The Use of Glucocorticoids in Lupus Nephritis: New Pathways for an Old Drug

Abstract

Glucocorticoids therapy has greatly improved the outcome of lupus nephritis patients. Since their discovery, their adverse effects have counterbalanced their beneficial anti-inflammatory effects. Glucocorticoids exert their effects through both genomic and non-genomic pathways. Differential activation of these pathways is clinically relevant in terms of benefit and adverse effects. Ongoing aims in lupus nephritis treatment development focus on a better use of glucocorticoids combined with immunosuppressant drugs and biologics. Newer regimens aim to decrease the peak glucocorticoid dose, allow a rapid glucocorticoid tapering, and intend to control disease activity with a lower cumulative glucocorticoid exposure. In this review we discuss the mechanisms, adverse effects and recent strategies to limit glucocorticoid exposure without compromising treatment efficacy.

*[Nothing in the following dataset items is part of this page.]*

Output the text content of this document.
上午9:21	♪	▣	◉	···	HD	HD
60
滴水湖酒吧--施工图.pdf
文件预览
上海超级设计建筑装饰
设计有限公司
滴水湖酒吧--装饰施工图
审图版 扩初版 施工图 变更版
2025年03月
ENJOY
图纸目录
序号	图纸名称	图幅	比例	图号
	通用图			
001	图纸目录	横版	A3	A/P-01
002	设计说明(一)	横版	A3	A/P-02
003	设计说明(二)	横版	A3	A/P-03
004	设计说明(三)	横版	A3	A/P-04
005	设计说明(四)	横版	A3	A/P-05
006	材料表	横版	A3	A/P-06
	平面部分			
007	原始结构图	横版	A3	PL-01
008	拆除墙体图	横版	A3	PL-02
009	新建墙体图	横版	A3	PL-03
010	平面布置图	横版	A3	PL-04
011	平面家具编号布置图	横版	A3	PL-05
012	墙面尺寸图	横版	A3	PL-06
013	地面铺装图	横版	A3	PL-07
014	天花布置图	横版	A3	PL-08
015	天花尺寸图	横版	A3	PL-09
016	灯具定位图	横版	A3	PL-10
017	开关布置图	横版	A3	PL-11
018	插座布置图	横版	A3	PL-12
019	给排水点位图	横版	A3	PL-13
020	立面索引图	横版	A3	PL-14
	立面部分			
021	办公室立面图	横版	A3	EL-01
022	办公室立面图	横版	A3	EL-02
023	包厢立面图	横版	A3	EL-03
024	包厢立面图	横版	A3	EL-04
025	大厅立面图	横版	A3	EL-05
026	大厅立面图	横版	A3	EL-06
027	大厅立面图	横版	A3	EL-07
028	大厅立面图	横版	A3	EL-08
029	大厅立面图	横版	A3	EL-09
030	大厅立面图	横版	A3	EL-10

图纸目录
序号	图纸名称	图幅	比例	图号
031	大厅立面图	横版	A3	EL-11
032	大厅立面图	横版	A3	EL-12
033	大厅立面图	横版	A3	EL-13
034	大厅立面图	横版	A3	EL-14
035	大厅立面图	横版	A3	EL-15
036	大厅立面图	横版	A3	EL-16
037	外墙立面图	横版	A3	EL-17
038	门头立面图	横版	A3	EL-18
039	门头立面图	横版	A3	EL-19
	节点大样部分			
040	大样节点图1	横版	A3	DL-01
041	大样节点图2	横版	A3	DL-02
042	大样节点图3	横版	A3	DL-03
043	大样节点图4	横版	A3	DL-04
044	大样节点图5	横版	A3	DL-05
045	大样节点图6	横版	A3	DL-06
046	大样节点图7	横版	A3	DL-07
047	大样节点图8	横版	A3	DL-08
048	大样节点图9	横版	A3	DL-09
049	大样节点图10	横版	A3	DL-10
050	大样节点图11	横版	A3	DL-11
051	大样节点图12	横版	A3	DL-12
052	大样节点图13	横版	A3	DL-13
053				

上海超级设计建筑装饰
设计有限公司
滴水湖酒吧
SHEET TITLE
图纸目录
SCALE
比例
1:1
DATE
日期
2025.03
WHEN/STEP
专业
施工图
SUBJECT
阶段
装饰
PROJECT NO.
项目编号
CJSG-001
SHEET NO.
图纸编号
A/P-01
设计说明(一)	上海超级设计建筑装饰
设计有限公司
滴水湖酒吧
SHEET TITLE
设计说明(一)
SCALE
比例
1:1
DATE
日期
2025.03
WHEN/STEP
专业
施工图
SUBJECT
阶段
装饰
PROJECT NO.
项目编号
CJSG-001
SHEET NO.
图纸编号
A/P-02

Keywords: adverse effect; glucocorticoids; lupus nephritis; methylpredisolone; prednisone; steroids; systemic lupus erythematosus.

Figure 1

Genomic and non-genomic mechanisms of glucocorticoids. Glucocorticoid genomic pathway is mediated through the cytoplasmic glucocorticoid receptor (cGR) leading to the mechanisms of gene transactivation and transrepression. The non-genomic pathway is mediated through the membrane glucocorticoid receptor (mGR), inhibition of the phospholipase A2, and changes in cell membranes. The arrow in the left depicts the dose of prednisone required to activate these pathways. The upper and lower gray zones represent the doses were genomic (lower gray zone) and non-genomic (upper gray zone) are fully saturated without added benefit and with higher incidence of adverse effects. mGR, membrane glucocorticoid receptor; PLA2, phospholipase A2; cGR, cytoplasmic glucocorticoid receptor; GRE, glucocorticoid response element; Hsp70·HOP·Hsp90, multiprotein complex including chaperones such as heat shock proteins and the glucocorticoid receptor; Hsp90·FKBP52·p23, multiprotein complex including chaperones, co-chaperones, and the glucocorticoid receptor.

Figure 2

Glucocorticoid dosing in induction of remission schemes. High-dose oral glucocorticoid schemes (blue) apply starting doses of oral glucocorticoids at 0.8–1.0 mg/kg/day, with slow tapering, reaching low glucocorticoid doses by 24 weeks of therapy. Recent schemes (green) apply methylprednisolone pulses followed by medium starting doses of oral glucocorticoids (<0.5 mg/kg/day) with a faster tapering, reaching low glucocorticoid doses by 12 weeks of therapy.

Figure 3

Induction of remission schemes in several studies. (A) Euro Lupus Nephritis Trial low-dose cyclophosphamide arm; (B) MYLUPUS reduced-dose glucocorticoid arm; (C) Lupus-Cruces protocol; (D) RITUXILUP protocol; (E) AURA-LV study voclosporin-treated arm; (F) NOBILITY study obinutuzumab-treated arm.